Effectively, the Broncos force cap frugality on themselves. It’s like walking into a casino with a hard loss limit of $300 cash and no access to an ATM. There isn’t the temptation to channel the inner Clark Griswold and willy-nilly attempt to win against a gleeful blackjack dealer.

The Broncos might get some benefit from having more space now.

But they are virtually guaranteed to extract a benefit from extra space in 2025.

And while they will make an earnest effort to compete and navigate the dead money this coming season, make no mistake, this is a long-term plan tasked with not only repairing the damage from the Wilson trade and contract, but with positioning the team to be a viable multi-year contender, just as Payton’s Saints were for two separate stretches.

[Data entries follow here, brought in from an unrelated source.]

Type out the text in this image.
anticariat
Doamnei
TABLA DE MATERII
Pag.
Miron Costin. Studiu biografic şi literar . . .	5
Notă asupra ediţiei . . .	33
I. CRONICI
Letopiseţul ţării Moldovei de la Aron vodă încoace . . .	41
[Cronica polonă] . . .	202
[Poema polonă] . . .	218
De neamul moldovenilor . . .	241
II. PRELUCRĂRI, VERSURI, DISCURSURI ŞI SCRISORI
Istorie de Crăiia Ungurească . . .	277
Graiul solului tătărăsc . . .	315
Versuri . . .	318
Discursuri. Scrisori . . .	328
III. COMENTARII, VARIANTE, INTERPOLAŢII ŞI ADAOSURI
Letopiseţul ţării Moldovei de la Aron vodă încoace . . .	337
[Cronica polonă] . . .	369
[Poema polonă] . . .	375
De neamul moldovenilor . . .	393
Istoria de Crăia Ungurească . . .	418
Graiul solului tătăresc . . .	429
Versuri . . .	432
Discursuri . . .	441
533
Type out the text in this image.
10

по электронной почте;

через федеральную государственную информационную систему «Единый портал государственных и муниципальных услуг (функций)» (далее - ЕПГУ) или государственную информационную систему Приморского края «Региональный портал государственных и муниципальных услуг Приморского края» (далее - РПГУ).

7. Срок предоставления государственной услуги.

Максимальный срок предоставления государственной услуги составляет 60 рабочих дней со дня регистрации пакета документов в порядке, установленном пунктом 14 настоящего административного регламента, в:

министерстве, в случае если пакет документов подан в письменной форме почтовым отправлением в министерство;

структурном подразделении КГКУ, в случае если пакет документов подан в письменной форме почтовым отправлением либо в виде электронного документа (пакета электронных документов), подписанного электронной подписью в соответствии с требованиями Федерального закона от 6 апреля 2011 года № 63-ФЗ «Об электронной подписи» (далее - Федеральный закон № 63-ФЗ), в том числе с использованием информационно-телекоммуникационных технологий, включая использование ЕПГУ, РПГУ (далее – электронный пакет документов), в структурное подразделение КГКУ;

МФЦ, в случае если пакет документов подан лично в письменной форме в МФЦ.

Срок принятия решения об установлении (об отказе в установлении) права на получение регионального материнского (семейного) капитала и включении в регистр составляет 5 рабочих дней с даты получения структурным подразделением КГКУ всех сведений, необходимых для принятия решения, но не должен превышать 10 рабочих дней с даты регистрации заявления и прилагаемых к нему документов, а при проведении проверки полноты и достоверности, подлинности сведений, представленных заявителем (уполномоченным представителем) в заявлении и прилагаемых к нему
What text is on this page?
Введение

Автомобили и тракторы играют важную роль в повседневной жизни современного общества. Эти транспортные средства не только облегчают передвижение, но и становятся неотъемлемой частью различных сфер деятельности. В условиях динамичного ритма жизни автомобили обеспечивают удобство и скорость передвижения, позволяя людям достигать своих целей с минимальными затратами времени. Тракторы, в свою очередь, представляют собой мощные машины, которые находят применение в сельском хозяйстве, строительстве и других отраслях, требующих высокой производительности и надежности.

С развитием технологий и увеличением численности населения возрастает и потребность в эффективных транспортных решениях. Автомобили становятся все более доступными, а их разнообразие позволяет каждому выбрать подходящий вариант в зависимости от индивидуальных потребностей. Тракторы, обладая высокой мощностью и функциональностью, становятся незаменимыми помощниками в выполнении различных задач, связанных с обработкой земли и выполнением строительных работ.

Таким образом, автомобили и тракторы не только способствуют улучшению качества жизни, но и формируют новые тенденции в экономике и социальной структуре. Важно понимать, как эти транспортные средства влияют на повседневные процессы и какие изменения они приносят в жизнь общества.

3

In each case, there were multiple consecutive non-winning campaigns and roster-building seasons preceding the boom years. Payton hopes now to forge a similar outcome out of a 2024 year that appears to be about resetting and rebuilding — even if both words never cross his lips.

It’s a viable plan for the Broncos — even if it requires more patience than an already pained fan base can bear.